France unveils controversial plan to unblock economy

PARIS (AFP) - Crisis-hit France was on Wednesday to unveil a controversial package of reforms to unblock its stagnant economy, including a deeply divisive plan to extend Sunday opening hours for shops.

Emmanuel Macron, France's banker turned economy minister, will present the measures under the watchful eye of the European Union and Germany, which has recently chided its neighbour for not doing enough to revamp its economy.

The measures include opening up traditionally closed professions such as notaries and bailiffs - likely to spark the unusual sight of these white-collar workers hitting the streets for protests on Wednesday.

Other moves include opening up inter-city coach travel within France, and selling between five billion euros (S$8.15 billion) and 10 billion euros in state-owned assets.

But it is the proposal to extend Sunday shopping that has touched off a firestorm of criticism, even among fellow members of the ruling Socialists.

Retail outlets may currently apply to local authorities to open on five Sundays per year, but Macron wants to expand that to 12.

Shops situated in "international tourist zones" would also be allowed to open until midnight.
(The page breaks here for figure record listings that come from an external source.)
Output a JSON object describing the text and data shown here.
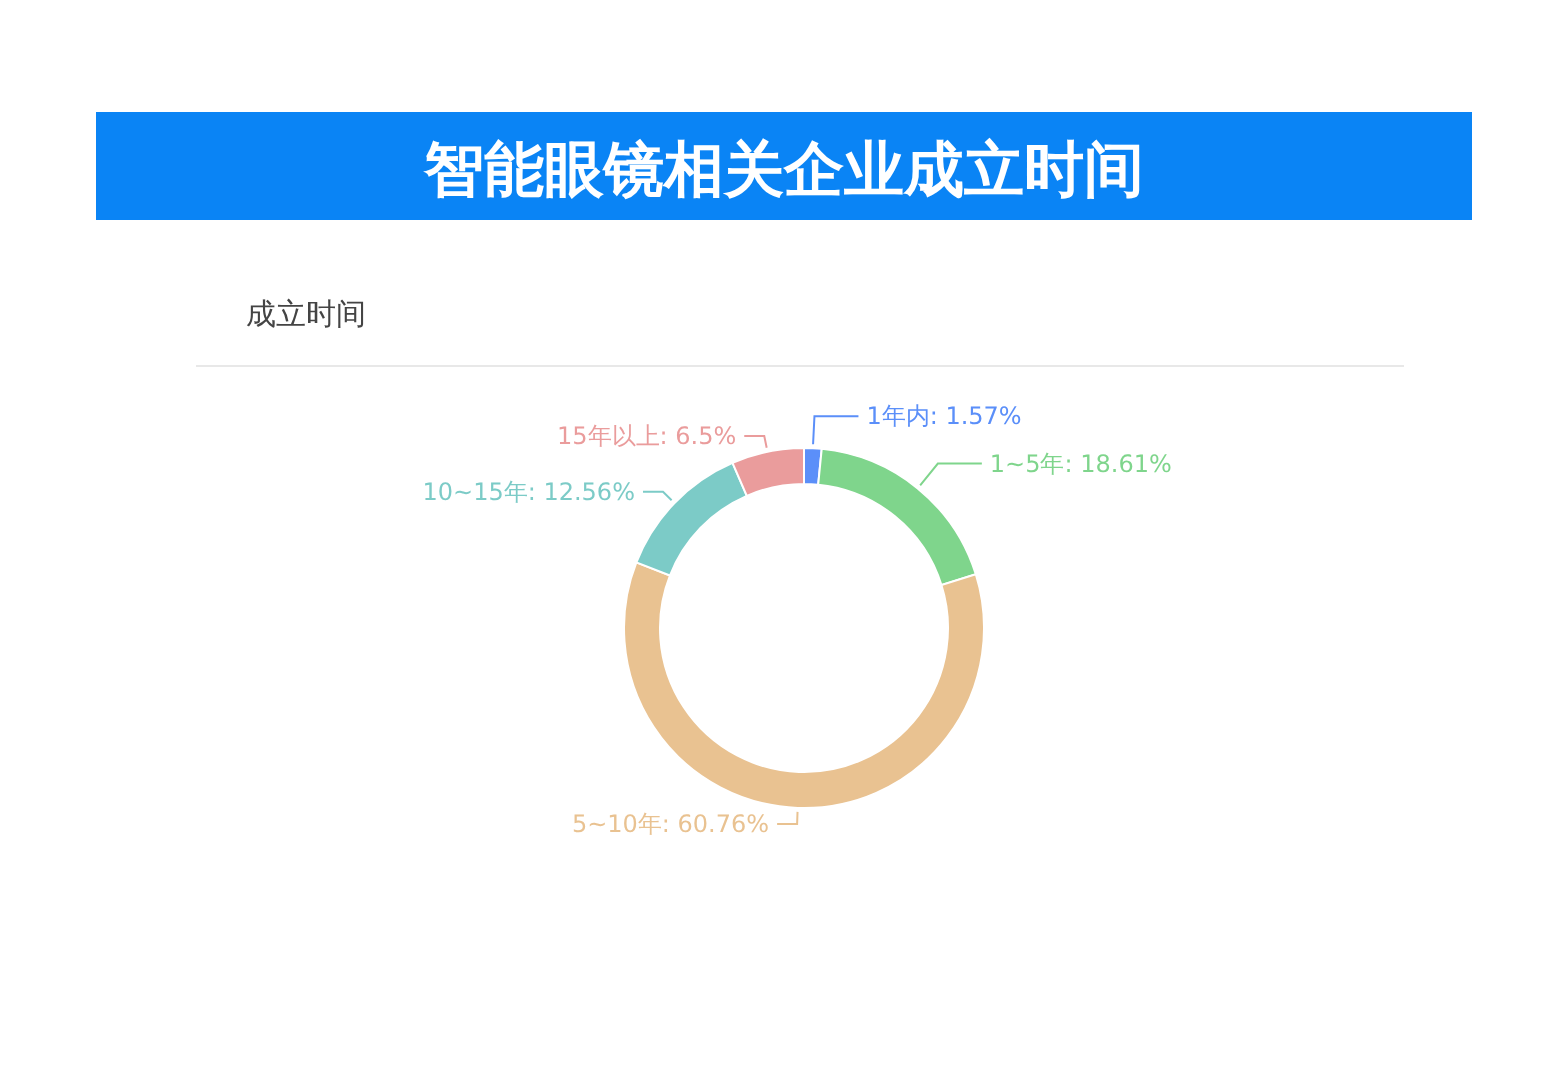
{
  "chart_data": {
    "type": "donut",
    "title": "智能眼镜相关企业成立时间",
    "subtitle": "成立时间",
    "categories": [
      "1年内",
      "1~5年",
      "5~10年",
      "10~15年",
      "15年以上"
    ],
    "values": [
      1.57,
      18.61,
      60.76,
      12.56,
      6.5
    ],
    "colors": [
      "#5b8ff9",
      "#7fd58c",
      "#e9c291",
      "#7ccbc7",
      "#ea9c9c"
    ],
    "value_labels": [
      ": 1.57%",
      ": 18.61%",
      ": 60.76%",
      ": 12.56%",
      ": 6.5%"
    ]
  }
}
"Do we want millions and millions of tourists - notably Chinese - who come to the capital to leave us and go and do their shopping in London on a Sunday?" said Prime Minister Manuel Valls, who will co-present the report.
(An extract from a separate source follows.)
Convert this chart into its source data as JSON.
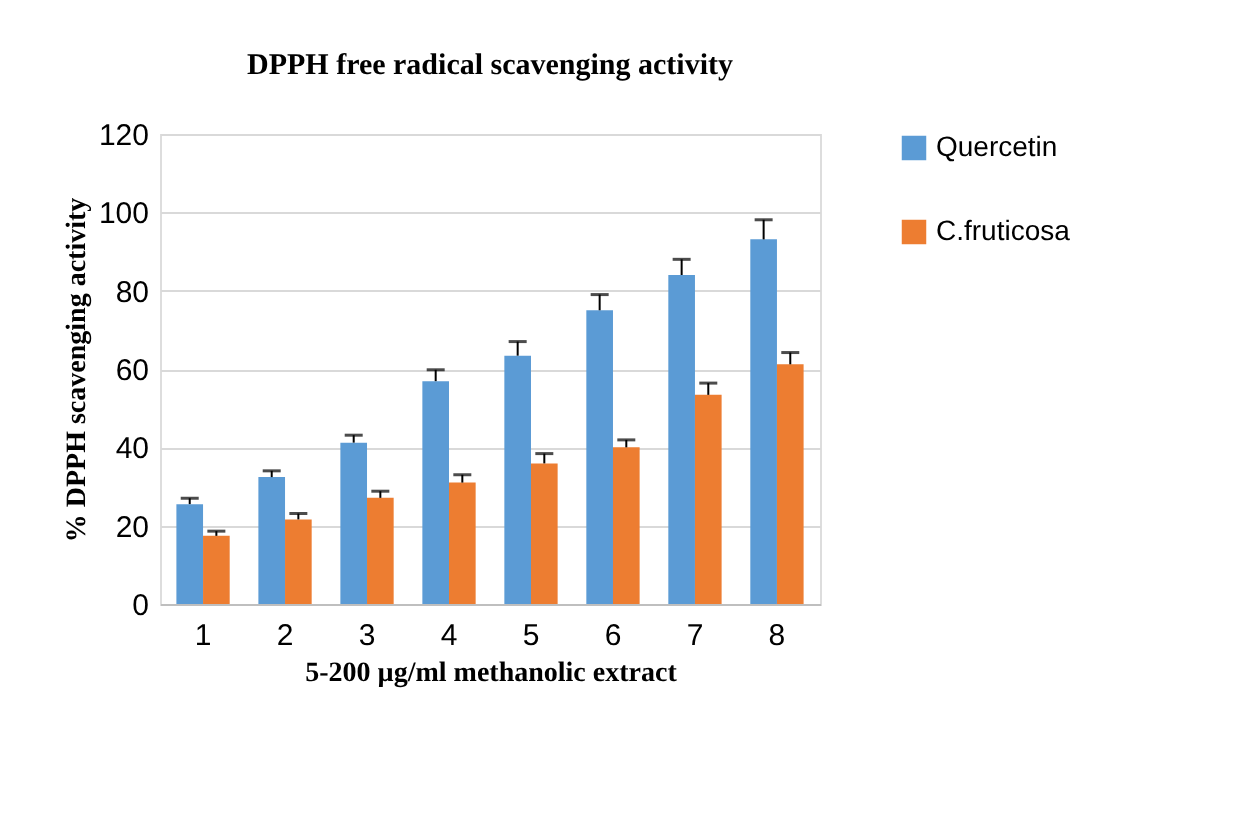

However, the left wing of the Socialist Party (PS) has said it will vote against the measures after a parliamentary debate expected in January, believing it "casts doubt over all the historical battles of the (political) left".

In a PS memorandum sent to the economy minister and obtained by AFP, deputies said it was "not necessary to move beyond five Sundays per year across the whole nation".

Emmanuel Macron, a former Rothschild banker, has insisted the reforms are needed to "clear away the rigidities, lift the blockages, the glass ceilings and to allow our economy to function better, to flow better".

And the French economy is badly in need of a fillip.

Growth was a sluggish 0.3 per cent in the third quarter, after two consecutive periods of zero growth.

Unemployment is stuck at a record high 10.4 per cent and President Francois Hollande has vowed not to stand for re-election if he fails to reverse the trend.

Meanwhile, France, Europe's second-largest economy, has found itself in hot water in Brussels and Berlin for its public deficit, which is expected to be above the three per cent ceiling until 2017.

German Chancellor Angela Merkel took a pot-shot at Paris over the weekend, saying French reforms were "insufficient", and Brussels has slammed the "limited progress" made by Paris.

"There is no doubt that the French economy suffers from a lack of competition in domestic markets and some of the measures proposed by the government would help to tackle this issue," said Diego Iscaro, France analyst at IHS Global.

"However, the devil is in the detail," he told AFP, adding that there was "a relatively high risk of the bill being significantly diluted during the parliamentary process."

Even if the reforms were approved and implemented in full, Iscaro said there were doubts over whether they would have a significant impact over the short term, "although they should help to lift the economy's long-term growth potential".